Probst, Blackmun and the USOC staff helped the LA bid committee -- led by Mayor Eric Garcetti, chairman Casey Wasserman and Sykes -- learn the international ropes.

“There are layers and layers of complexity that a neophyte or an outsider would have a hard time processing without a lot of assistance,” Sykes said. “The USOC team, especially people like Scott and Larry, who have been at this for a sustained period of time and are right in the middle of it, have given us an appreciation for the people, for their personalities, for their background and I think it’s made us much wiser and more sophisticated.
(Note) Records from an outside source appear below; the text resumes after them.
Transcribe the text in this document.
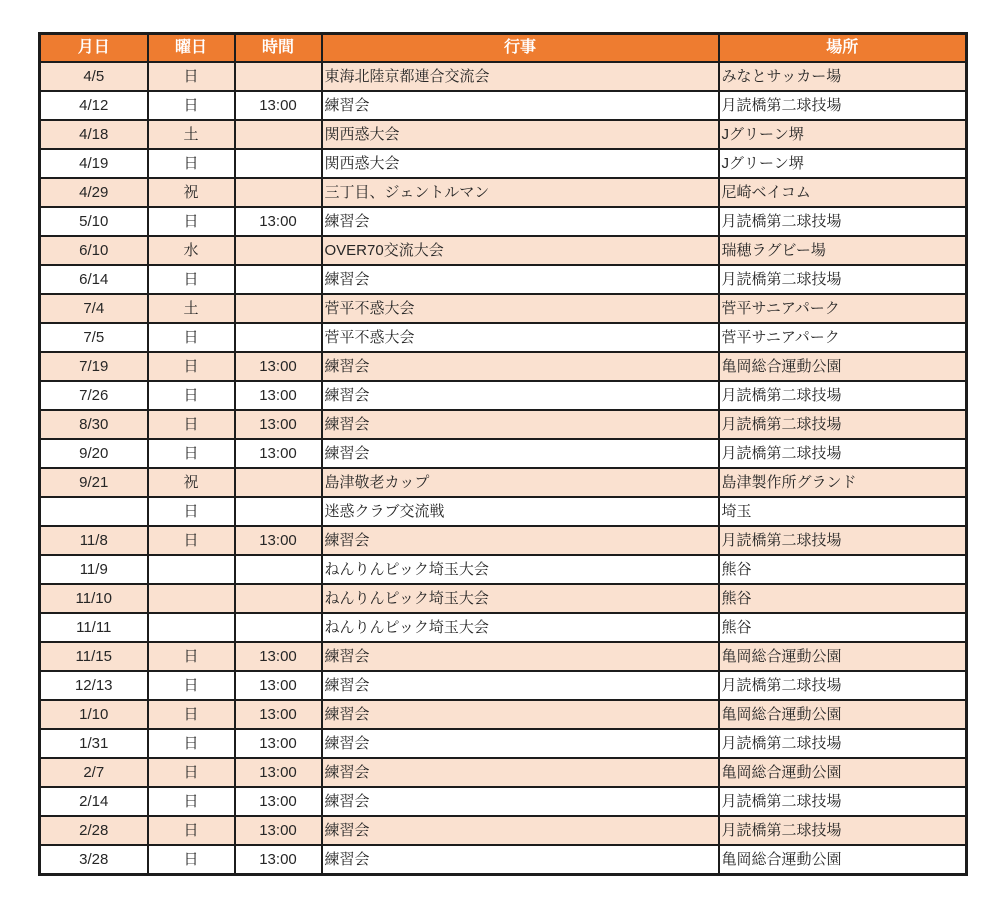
月日	曜日	時間	行事	場所
4/5	日		東海北陸京都連合交流会	みなとサッカー場
4/12	日	13:00	練習会	月読橋第二球技場
4/18	土		関西惑大会	Jグリーン堺
4/19	日		関西惑大会	Jグリーン堺
4/29	祝		三丁目、ジェントルマン	尼崎ベイコム
5/10	日	13:00	練習会	月読橋第二球技場
6/10	水		OVER70交流大会	瑞穂ラグビー場
6/14	日		練習会	月読橋第二球技場
7/4	土		菅平不惑大会	菅平サニアパーク
7/5	日		菅平不惑大会	菅平サニアパーク
7/19	日	13:00	練習会	亀岡総合運動公園
7/26	日	13:00	練習会	月読橋第二球技場
8/30	日	13:00	練習会	月読橋第二球技場
9/20	日	13:00	練習会	月読橋第二球技場
9/21	祝		島津敬老カップ	島津製作所グランド
	日		迷惑クラブ交流戦	埼玉
11/8	日	13:00	練習会	月読橋第二球技場
11/9			ねんりんピック埼玉大会	熊谷
11/10			ねんりんピック埼玉大会	熊谷
11/11			ねんりんピック埼玉大会	熊谷
11/15	日	13:00	練習会	亀岡総合運動公園
12/13	日	13:00	練習会	月読橋第二球技場
1/10	日	13:00	練習会	亀岡総合運動公園
1/31	日	13:00	練習会	月読橋第二球技場
2/7	日	13:00	練習会	亀岡総合運動公園
2/14	日	13:00	練習会	月読橋第二球技場
2/28	日	13:00	練習会	月読橋第二球技場
3/28	日	13:00	練習会	亀岡総合運動公園
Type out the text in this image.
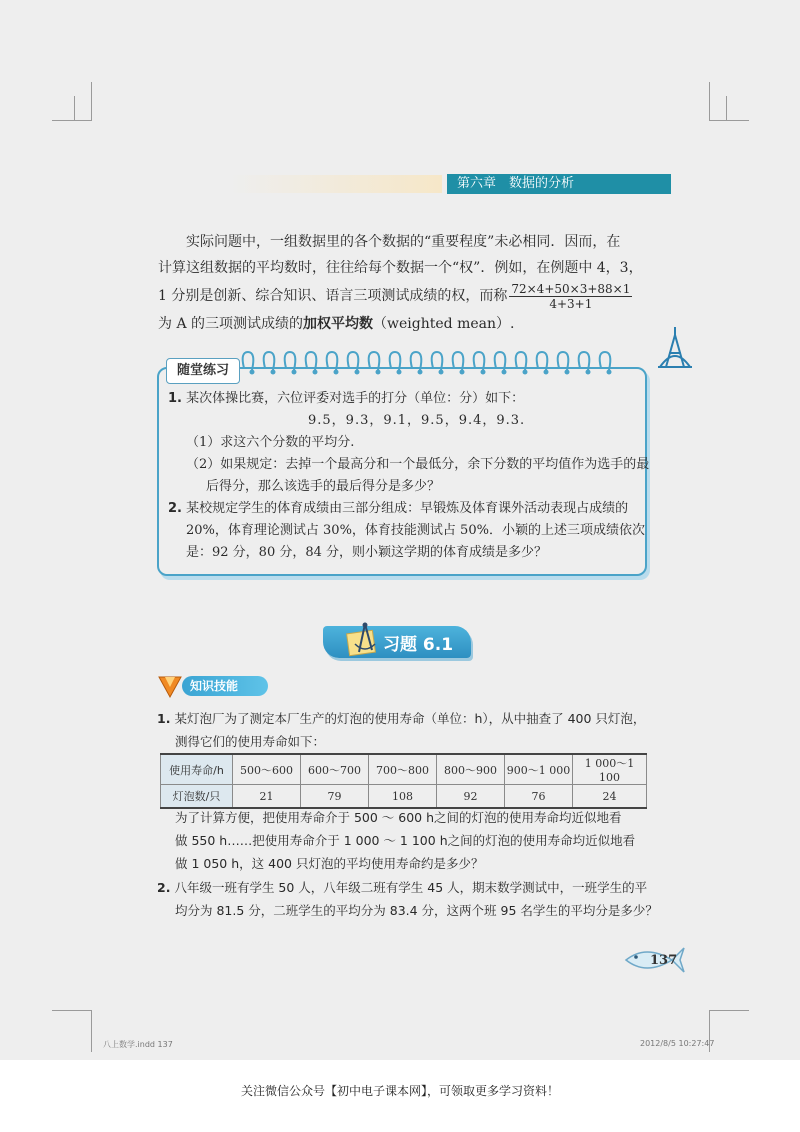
第六章　数据的分析
实际问题中，一组数据里的各个数据的“重要程度”未必相同．因而，在
计算这组数据的平均数时，往往给每个数据一个“权”．例如，在例题中 4，3，
1 分别是创新、综合知识、语言三项测试成绩的权，而称 $\frac{72\times 4+50\times 3+88\times 1}{4+3+1}$
为 A 的三项测试成绩的加权平均数（weighted mean）.
随堂练习
1. 某次体操比赛，六位评委对选手的打分（单位：分）如下：
9.5，9.3，9.1，9.5，9.4，9.3.
（1）求这六个分数的平均分.
（2）如果规定：去掉一个最高分和一个最低分，余下分数的平均值作为选手的最
后得分，那么该选手的最后得分是多少？
2. 某校规定学生的体育成绩由三部分组成：早锻炼及体育课外活动表现占成绩的
20%，体育理论测试占 30%，体育技能测试占 50%．小颖的上述三项成绩依次
是：92 分，80 分，84 分，则小颖这学期的体育成绩是多少？
习题 6.1
知识技能
1. 某灯泡厂为了测定本厂生产的灯泡的使用寿命（单位：h），从中抽查了 400 只灯泡，
测得它们的使用寿命如下：
使用寿命/h	500～600	600～700	700～800	800～900	900～1 000	1 000～1 100
灯泡数/只	21	79	108	92	76	24
为了计算方便，把使用寿命介于 500 ～ 600 h之间的灯泡的使用寿命均近似地看
做 550 h……把使用寿命介于 1 000 ～ 1 100 h之间的灯泡的使用寿命均近似地看
做 1 050 h，这 400 只灯泡的平均使用寿命约是多少？
2. 八年级一班有学生 50 人，八年级二班有学生 45 人，期末数学测试中，一班学生的平
均分为 81.5 分，二班学生的平均分为 83.4 分，这两个班 95 名学生的平均分是多少？
137
八上数学.indd 137	2012/8/5 10:27:47
关注微信公众号【初中电子课本网】，可领取更多学习资料！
And I believe we’ve been more effective because of it.”

Sykes said LA 2028 has had a “warm and trusting and incredibly collaborative relationship with the USOC,” which held workshops for bid staff.

“We have felt that at any point in time when we didn’t have the experience or the history or the capacity to understand or do something, we could call on the USOC,” Sykes said. “Every time we wanted them here, they would get on a plane and be here.

“We’ve felt from the beginning that we have been part of their team, and they’ve been part of our team.”

Sykes added that the two USOC leaders are both “good listeners and good observers of what’s happening.”

Patrick Sandusky, the USOC’s Chief External Affairs Officer who previously was the spokesman for the Chicago 2016 bid, said Blackmun and Probst are “pretty straight-laced, what-you-see-is-what-you-get kind of guys. I’d say authenticity is what they have in spades, and I think people can tell that they’re not just in it for the moment, they’re in it for the long term.” 

Hula said it’s obvious to Olympic observers that Blackmun and Probst have the best interests of the USOC and American athletes at heart.

“Scott is not a showboat kind of guy at all,” Hula said. “He’s a really serious, businesslike sports-administration professional, and people recognize that. He’s not a person who is trying to promote himself, he’s trying to promote the USOC, trying to make the U.S. as strong a partner as it can be on an international and continental basis.

“Larry is well-regarded for what he’s done. He keeps his head down. He wants to make sure he’s there to represent the interests of the U.S. Olympic Committee on the IOC. It’s the first time in a long time that the IOC looks to the United States and can feel comfortable and confident about the stability of their leadership.”

Blackmun believes the perception of the USOC has changed so that it is “taken more seriously. I hope people understand that we do care deeply about the movement.”

He views the Olympic and Paralympic Games Los Angeles 2028 as “an incredible accomplishment for our country. I’m excited because we’ve got a whole generation of Americans that hasn’t seen the Games hosted on American soil.”

Ruggiero said landing the Games in 2028 has truly been a team effort.

“There are different pieces that go into a bid, and you have to have all of those line up perfectly,” she said, “and I think in this bid, we had that. We had that partnership, we had that engagement, we had the right people at the top prioritizing it in Scott and Larry.” 

Seven years after a crushing disappointment, the United States has crossed the finish line with an Olympic victory.

“If you just do the right thing,” Blackmun said, “more often than not, it pays dividends. And in this case, we really just wanted to be a more active and engaged member of the team here.”